Keep in mind the rumor I'm hearing is Burton's Dark Shadows is aiming for the campy parody angle not the dark serious nature of the soap or mini-series from the 90s. This would at least explain the Michael Jackson look which if you take the pictures into Photoshop, desaturate a bit to make it look like it was shot in the 60s/70s and it ain't too bad. These are spy photos folks and the final color palette could be akin to Sleepy Hallow after it goes through post.


----------



## Johnny Thunder

Chloe Moretz plays Carolyn Stoddard. Here's what she has to say:

_"Oh, Carolyn, that's a fun character. That's a really fun character. She is crazy. She is this teenager, like 15-year-old hippie who is into The Carpenters and Alice Cooper. She's super music-y and raw, like free love, you know. She's fun. I can't say much because he has a really dark secret I can't tell you."

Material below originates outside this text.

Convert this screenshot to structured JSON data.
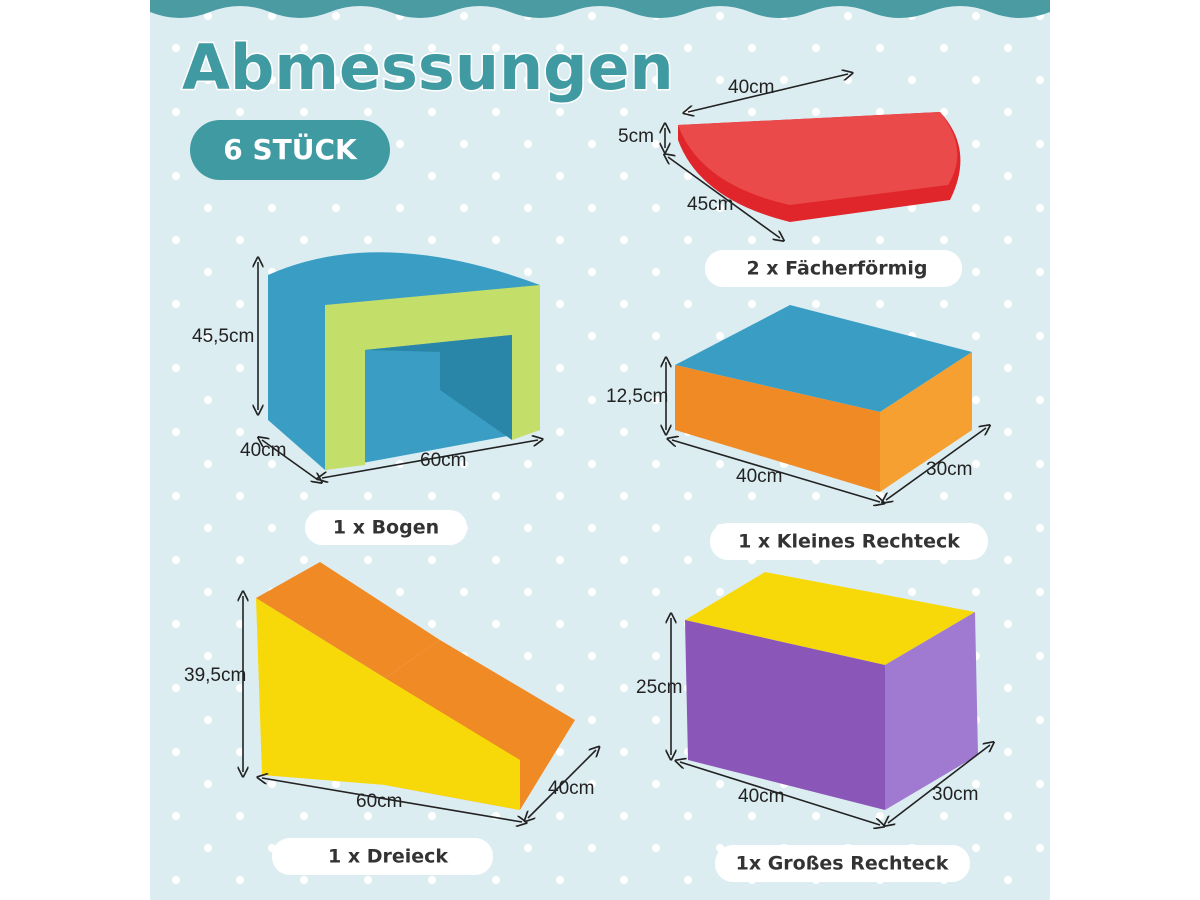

Asked if the secret she made mention of is something that fans of the television show would be aware of, Moretz replied:

"No, it's new. It's new to everything so go see it. May of next year, Dark Shadows!"

After yesterday's set photos from the film, some may be wondering what kind of vibe Burton is going for. Moretz described it as:

"It's Tim Burton so it's like Beetlejuice. I have to say it's a mixture of Beetlejuice, a teeny bit of Sweeney and the scariness of Sweeney but the fun of Sleepy Hollow with the scariness of Sleepy Hollow. I'd definitely say it's a lot like Sleepy Hollow because you go from the Ichabod Crane character to the Headless Horseman who's comedic and yet terrifying. It straddles that fine line of camp and drama so it's like a drama horromedy thriller."_

http://www.latinoreview.com/news/ch...ass-sequel-hints-at-dark-shadows-secret-14769

Meh........


----------



## Johnny Thunder

Ok - this cast photo ain't half bad! Dig the red hair on Julia.

http://shocktilyoudrop.com/news/topnews.php?id=21128


----------



## RoxyBlue

That hair color definitely came from a bottle

Good picture.


----------